Il appela ensuite une douzaine de filles et garçons qu’il avait connus en diverses circonstances, au lycée, à la fac et au cours de stages professionnels. Plusieurs déclinèrent l’invitation, pour des raisons diverses, mais cinq d’entre eux l’acceptèrent après lui avoir fait jurer qu’il ne s’agissait pas d’un canular, tellement cette situation leur semblait bizarre.
– Mais non, c’est tout ce qu’il y a de plus sérieux. Je n’ai aucune envie de me retrouver tout seul dans un château vide. Si je demande à une seule meuf, elle va trouver ça chelou. Si c’est un couple, je vais tenir la chandelle. Alors j’ai pensé qu’une bande de célibataires ça serait mieux, mais je ne refuse pas un ou deux couples.
Pour donner ses coups de fil, Damien s’était installé dans un bistro de la place de l’Église de Saint-Plennech, toute proche de la maison de sa cousine, où il n’avait jamais mis les pieds. Il nota sur un carnet les noms de ceux qui avaient accepté, puis entreprit d’aller faire le tour du propriétaire. Cette visite le déçut.
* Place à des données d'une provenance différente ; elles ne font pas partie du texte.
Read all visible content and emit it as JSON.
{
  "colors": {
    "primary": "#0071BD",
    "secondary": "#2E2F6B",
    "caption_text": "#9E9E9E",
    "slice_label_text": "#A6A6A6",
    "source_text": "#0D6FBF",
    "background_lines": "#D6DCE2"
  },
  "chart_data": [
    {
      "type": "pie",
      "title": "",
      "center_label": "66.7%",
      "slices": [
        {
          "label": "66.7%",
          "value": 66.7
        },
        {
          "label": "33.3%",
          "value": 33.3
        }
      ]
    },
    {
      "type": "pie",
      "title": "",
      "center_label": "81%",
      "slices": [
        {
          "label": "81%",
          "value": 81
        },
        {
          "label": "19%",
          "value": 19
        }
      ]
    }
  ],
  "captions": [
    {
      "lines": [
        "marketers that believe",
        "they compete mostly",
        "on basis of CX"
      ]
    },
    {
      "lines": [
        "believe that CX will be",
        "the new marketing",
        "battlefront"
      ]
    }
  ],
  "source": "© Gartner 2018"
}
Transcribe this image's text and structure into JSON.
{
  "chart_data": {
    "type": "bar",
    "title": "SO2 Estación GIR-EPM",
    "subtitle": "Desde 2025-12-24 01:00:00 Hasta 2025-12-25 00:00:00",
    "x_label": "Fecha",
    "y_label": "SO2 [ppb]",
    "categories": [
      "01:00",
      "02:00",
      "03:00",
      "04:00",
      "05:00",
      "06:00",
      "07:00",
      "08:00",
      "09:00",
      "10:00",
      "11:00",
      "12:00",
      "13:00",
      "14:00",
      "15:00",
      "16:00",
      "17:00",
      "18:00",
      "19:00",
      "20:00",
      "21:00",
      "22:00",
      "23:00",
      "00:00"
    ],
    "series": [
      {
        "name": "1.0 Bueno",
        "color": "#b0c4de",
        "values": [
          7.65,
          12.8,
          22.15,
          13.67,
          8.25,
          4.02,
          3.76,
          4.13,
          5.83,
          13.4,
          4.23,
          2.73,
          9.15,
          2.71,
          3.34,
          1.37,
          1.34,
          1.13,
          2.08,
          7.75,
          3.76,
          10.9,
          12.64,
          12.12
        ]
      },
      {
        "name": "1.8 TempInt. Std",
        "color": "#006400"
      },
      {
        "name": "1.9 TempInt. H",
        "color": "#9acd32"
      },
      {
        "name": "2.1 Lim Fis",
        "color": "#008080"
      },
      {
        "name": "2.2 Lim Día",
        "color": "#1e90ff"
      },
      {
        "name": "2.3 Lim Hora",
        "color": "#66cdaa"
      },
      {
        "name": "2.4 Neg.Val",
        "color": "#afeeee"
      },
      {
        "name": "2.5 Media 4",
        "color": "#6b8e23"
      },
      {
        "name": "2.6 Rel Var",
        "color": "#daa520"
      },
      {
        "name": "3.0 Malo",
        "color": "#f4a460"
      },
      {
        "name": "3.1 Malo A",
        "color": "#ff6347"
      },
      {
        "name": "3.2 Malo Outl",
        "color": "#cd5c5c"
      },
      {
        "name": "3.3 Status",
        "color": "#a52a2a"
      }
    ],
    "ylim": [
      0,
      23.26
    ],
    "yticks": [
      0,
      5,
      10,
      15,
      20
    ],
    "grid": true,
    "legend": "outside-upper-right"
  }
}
Bob Sutherland passait dans sa famille pour un homme très riche. Damien avait imaginé un design luxueux, des canapés confortables, des tableaux de maître. Les papiers peints décrépits tranchaient avec ces fantasmes. En revanche, la grande table de chêne de la cuisine était parfaite : elle pourrait accueillir sans problème huit personnes.
Les chambres étaient à l’avenant, à l’exception de la plus grande, qui donnait sur le parc. Elle avait été entièrement refaite. Le mobilier sobre et contemporain donnait l’impression de changer d’univers. C’était certainement celle des Sutherland qui y avaient d’ailleurs abandonné divers objets. Sa cousine et son mari avaient même abandonné toute une garde-robe dans une sorte de dressing aux parois coulissantes en teck. Damien décida immédiatement de s’attribuer cette pièce. Après tout, il était le maître de maison, du moins pour la durée du confinement.